ADVIR’s Approach to Addressing ARDS is therefore Based on the Following:

  1. An understanding of the pathobiology of COVID-19 disease and the progression of this disease to ARDS.

  2. A strong bias that ventilator therapy strategies alone will not change the outcome of Covid-19 disease.

  3. Understanding the conceptual barriers that may have prevented progress - as the mortality from ARDS has hardly improved over the years. 

  4. Acceptance that ARDS is Diffuse Alveolar Damage (DAD) but also an endothelial cell disease.

  5. A departure from the present therapeutic nihilism and a rationale for the use of non-steroid pharmacotherapy.

  6. The recognition that ARDS has to be treated early in order to mitigate or modify the disease and that treatment ideally will be systemic and targeting the lung via the use of inhaled drugs.

 

ARDVIR’s approach is unique as we believe we can address ARDS in COVID-19 patients with multiple mechanisms of action that will be effective and be available for the non-COVID-19 ARDS indication. The Mechanisms of action will be as follows:

 

Anti-Inflammatory Actions:

  1. Inhibit Cell-to-Cell interactions within the vessel.

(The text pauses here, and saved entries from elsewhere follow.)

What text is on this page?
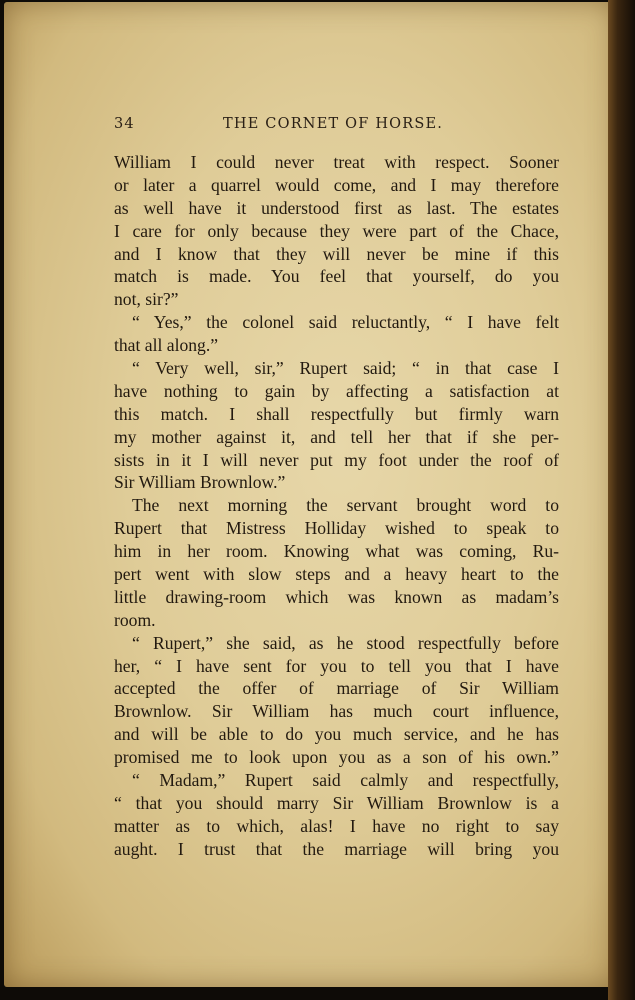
34	THE CORNET OF HORSE.
William I could never treat with respect. Sooner
or later a quarrel would come, and I may therefore
as well have it understood first as last. The estates
I care for only because they were part of the Chace,
and I know that they will never be mine if this
match is made. You feel that yourself, do you
not, sir?”
“ Yes,” the colonel said reluctantly, “ I have felt
that all along.”
“ Very well, sir,” Rupert said; “ in that case I
have nothing to gain by affecting a satisfaction at
this match. I shall respectfully but firmly warn
my mother against it, and tell her that if she per-
sists in it I will never put my foot under the roof of
Sir William Brownlow.”
The next morning the servant brought word to
Rupert that Mistress Holliday wished to speak to
him in her room. Knowing what was coming, Ru-
pert went with slow steps and a heavy heart to the
little drawing-room which was known as madam’s
room.
“ Rupert,” she said, as he stood respectfully before
her, “ I have sent for you to tell you that I have
accepted the offer of marriage of Sir William
Brownlow. Sir William has much court influence,
and will be able to do you much service, and he has
promised me to look upon you as a son of his own.”
“ Madam,” Rupert said calmly and respectfully,
“ that you should marry Sir William Brownlow is a
matter as to which, alas! I have no right to say
aught. I trust that the marriage will bring you
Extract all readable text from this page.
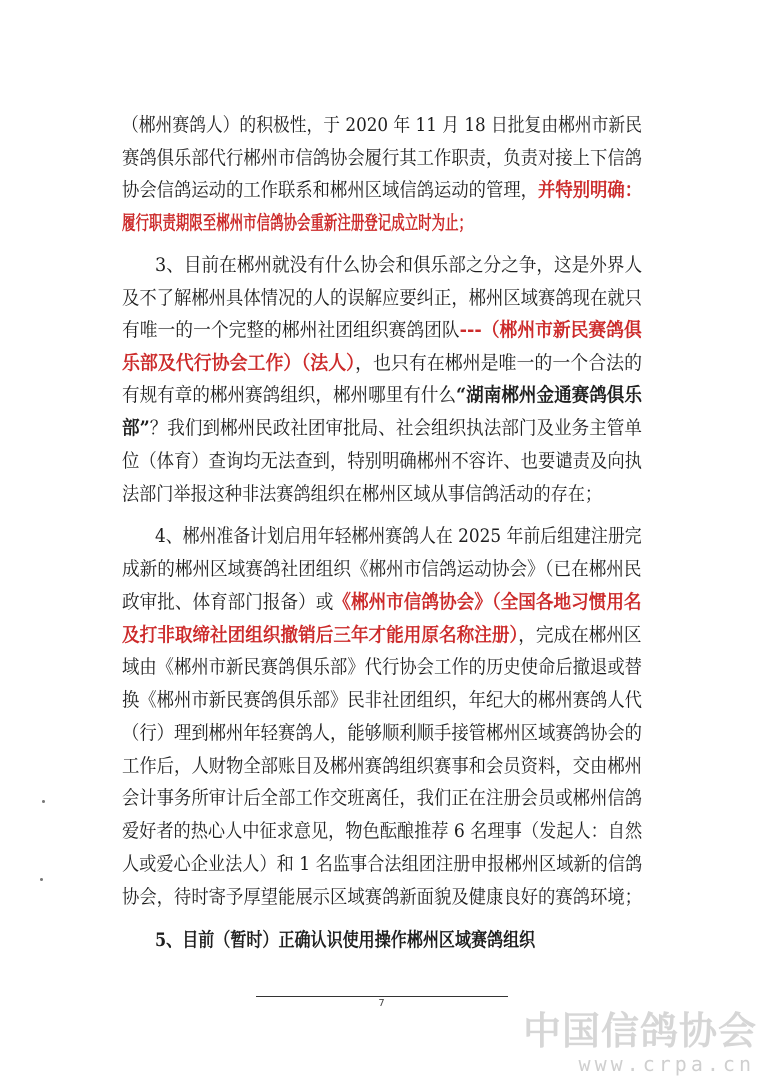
（郴州赛鸽人）的积极性，于 2020 年 11 月 18 日批复由郴州市新民
赛鸽俱乐部代行郴州市信鸽协会履行其工作职责，负责对接上下信鸽
协会信鸽运动的工作联系和郴州区域信鸽运动的管理，并特别明确：
履行职责期限至郴州市信鸽协会重新注册登记成立时为止；
3、目前在郴州就没有什么协会和俱乐部之分之争，这是外界人
及不了解郴州具体情况的人的误解应要纠正，郴州区域赛鸽现在就只
有唯一的一个完整的郴州社团组织赛鸽团队---（郴州市新民赛鸽俱
乐部及代行协会工作）（法人），也只有在郴州是唯一的一个合法的
有规有章的郴州赛鸽组织，郴州哪里有什么“湖南郴州金通赛鸽俱乐
部”？我们到郴州民政社团审批局、社会组织执法部门及业务主管单
位（体育）查询均无法查到，特别明确郴州不容许、也要谴责及向执
法部门举报这种非法赛鸽组织在郴州区域从事信鸽活动的存在；
4、郴州准备计划启用年轻郴州赛鸽人在 2025 年前后组建注册完
成新的郴州区域赛鸽社团组织《郴州市信鸽运动协会》（已在郴州民
政审批、体育部门报备）或《郴州市信鸽协会》（全国各地习惯用名
及打非取缔社团组织撤销后三年才能用原名称注册），完成在郴州区
域由《郴州市新民赛鸽俱乐部》代行协会工作的历史使命后撤退或替
换《郴州市新民赛鸽俱乐部》民非社团组织，年纪大的郴州赛鸽人代
（行）理到郴州年轻赛鸽人，能够顺利顺手接管郴州区域赛鸽协会的
工作后，人财物全部账目及郴州赛鸽组织赛事和会员资料，交由郴州
会计事务所审计后全部工作交班离任，我们正在注册会员或郴州信鸽
爱好者的热心人中征求意见，物色酝酿推荐 6 名理事（发起人：自然
人或爱心企业法人）和 1 名监事合法组团注册申报郴州区域新的信鸽
协会，待时寄予厚望能展示区域赛鸽新面貌及健康良好的赛鸽环境；
5、目前（暂时）正确认识使用操作郴州区域赛鸽组织
7
中国信鸽协会
www.crpa.cn
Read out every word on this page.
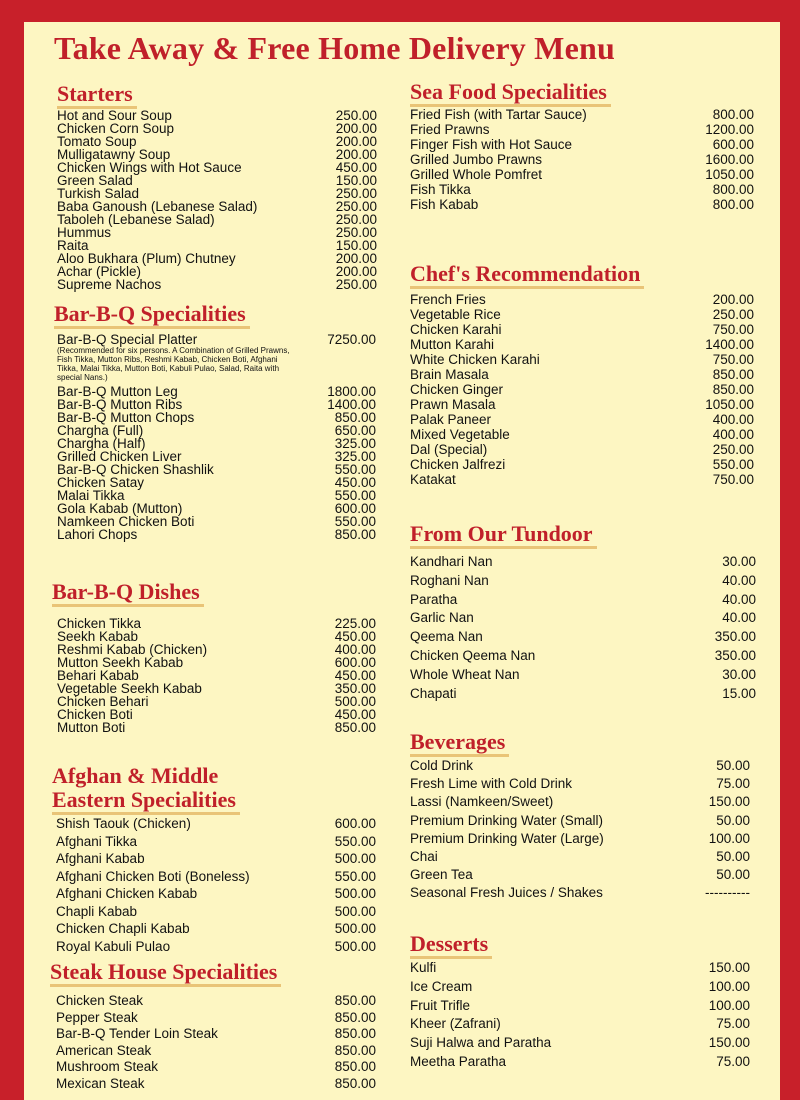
Take Away & Free Home Delivery Menu
Starters
Hot and Sour Soup	250.00
Chicken Corn Soup	200.00
Tomato Soup	200.00
Mulligatawny Soup	200.00
Chicken Wings with Hot Sauce	450.00
Green Salad	150.00
Turkish Salad	250.00
Baba Ganoush (Lebanese Salad)	250.00
Taboleh (Lebanese Salad)	250.00
Hummus	250.00
Raita	150.00
Aloo Bukhara (Plum) Chutney	200.00
Achar (Pickle)	200.00
Supreme Nachos	250.00
Bar-B-Q Specialities
Bar-B-Q Special Platter	7250.00
(Recommended for six persons. A Combination of Grilled Prawns, Fish Tikka, Mutton Ribs, Reshmi Kabab, Chicken Boti, Afghani Tikka, Malai Tikka, Mutton Boti, Kabuli Pulao, Salad, Raita with special Nans.)
Bar-B-Q Mutton Leg	1800.00
Bar-B-Q Mutton Ribs	1400.00
Bar-B-Q Mutton Chops	850.00
Chargha (Full)	650.00
Chargha (Half)	325.00
Grilled Chicken Liver	325.00
Bar-B-Q Chicken Shashlik	550.00
Chicken Satay	450.00
Malai Tikka	550.00
Gola Kabab (Mutton)	600.00
Namkeen Chicken Boti	550.00
Lahori Chops	850.00
Bar-B-Q Dishes
Chicken Tikka	225.00
Seekh Kabab	450.00
Reshmi Kabab (Chicken)	400.00
Mutton Seekh Kabab	600.00
Behari Kabab	450.00
Vegetable Seekh Kabab	350.00
Chicken Behari	500.00
Chicken Boti	450.00
Mutton Boti	850.00
Afghan & Middle
Eastern Specialities
Shish Taouk (Chicken)	600.00
Afghani Tikka	550.00
Afghani Kabab	500.00
Afghani Chicken Boti (Boneless)	550.00
Afghani Chicken Kabab	500.00
Chapli Kabab	500.00
Chicken Chapli Kabab	500.00
Royal Kabuli Pulao	500.00
Steak House Specialities
Chicken Steak	850.00
Pepper Steak	850.00
Bar-B-Q Tender Loin Steak	850.00
American Steak	850.00
Mushroom Steak	850.00
Mexican Steak	850.00
Sea Food Specialities
Fried Fish (with Tartar Sauce)	800.00
Fried Prawns	1200.00
Finger Fish with Hot Sauce	600.00
Grilled Jumbo Prawns	1600.00
Grilled Whole Pomfret	1050.00
Fish Tikka	800.00
Fish Kabab	800.00
Chef's Recommendation
French Fries	200.00
Vegetable Rice	250.00
Chicken Karahi	750.00
Mutton Karahi	1400.00
White Chicken Karahi	750.00
Brain Masala	850.00
Chicken Ginger	850.00
Prawn Masala	1050.00
Palak Paneer	400.00
Mixed Vegetable	400.00
Dal (Special)	250.00
Chicken Jalfrezi	550.00
Katakat	750.00
From Our Tundoor
Kandhari Nan	30.00
Roghani Nan	40.00
Paratha	40.00
Garlic Nan	40.00
Qeema Nan	350.00
Chicken Qeema Nan	350.00
Whole Wheat Nan	30.00
Chapati	15.00
Beverages
Cold Drink	50.00
Fresh Lime with Cold Drink	75.00
Lassi (Namkeen/Sweet)	150.00
Premium Drinking Water (Small)	50.00
Premium Drinking Water (Large)	100.00
Chai	50.00
Green Tea	50.00
Seasonal Fresh Juices / Shakes	----------
Desserts
Kulfi	150.00
Ice Cream	100.00
Fruit Trifle	100.00
Kheer (Zafrani)	75.00
Suji Halwa and Paratha	150.00
Meetha Paratha	75.00
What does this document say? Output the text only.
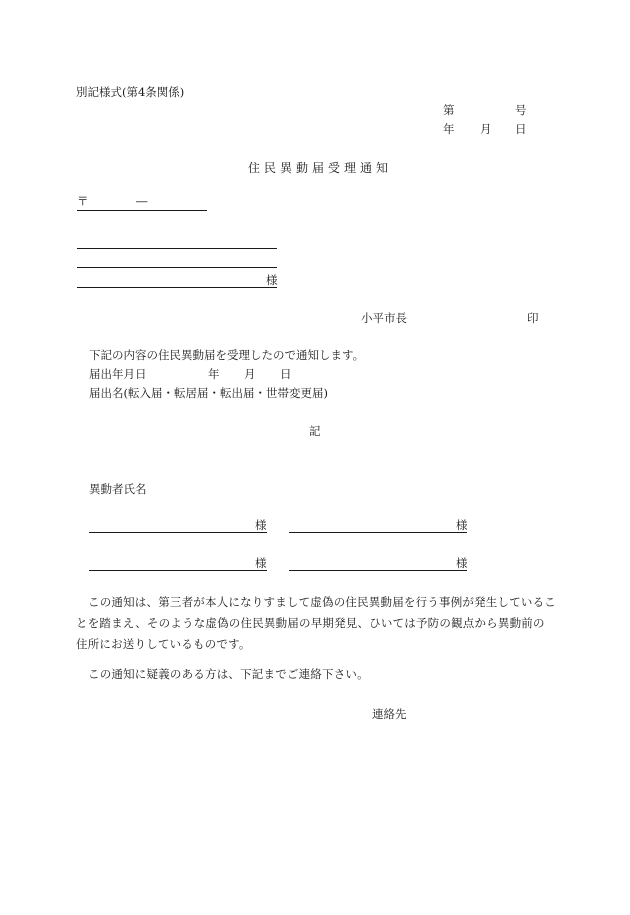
別記様式(第4条関係)
第	号
年 月 日
住民異動届受理通知
〒	―
様
小平市長	印
下記の内容の住民異動届を受理したので通知します。
届出年月日	年 月 日
届出名(転入届・転居届・転出届・世帯変更届)
記
異動者氏名
様	様
様	様
この通知は、第三者が本人になりすまして虚偽の住民異動届を行う事例が発生していることを踏まえ、そのような虚偽の住民異動届の早期発見、ひいては予防の観点から異動前の住所にお送りしているものです。
この通知に疑義のある方は、下記までご連絡下さい。
連絡先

  2. Inhibit chemotaxis of inflammatory cells into the injured lung and the heart.

  3. Inhibit the formation of leukotriene B4 that activates the chemotaxis of neutrophils and macrophages into the injured lung and also causes endothelial cell damage.

  4. Inhibit the activation of the transcription factor Nfkappa B.

  5. Protect the integrity of the alveolar-capillary barrier and prevent thrombosis.

 

Inhibition of Vascular Permeability:

  1. Apply an antioxidant and inhibitor of VEGF production to inhibit the intravascular inflammatory and procoagulant  mechanisms that pave the way to lung damage and heart failure.

  2. Inhibit the activity of the important hypoxia-induced transcription factors HIF-1alpha  and HIF-2 alpha. (Bridges Hypoxia and inflammation)

 

Inhibition of chemotaxis and amplification of inflammation

  1. Inhibit TNF alpha and nitric oxide production.

  2. Address cytokines that play an important part in the manifestation of the inflammatory response, including IL-1, IL-6, IL-8, RP, bradykinin receptor, activation of 5-LO and COX1.

  3. Address LTB4, and in addition to the synthesis of LTC4, address peptido-leukotrienes that are vaso-and bronchospastic.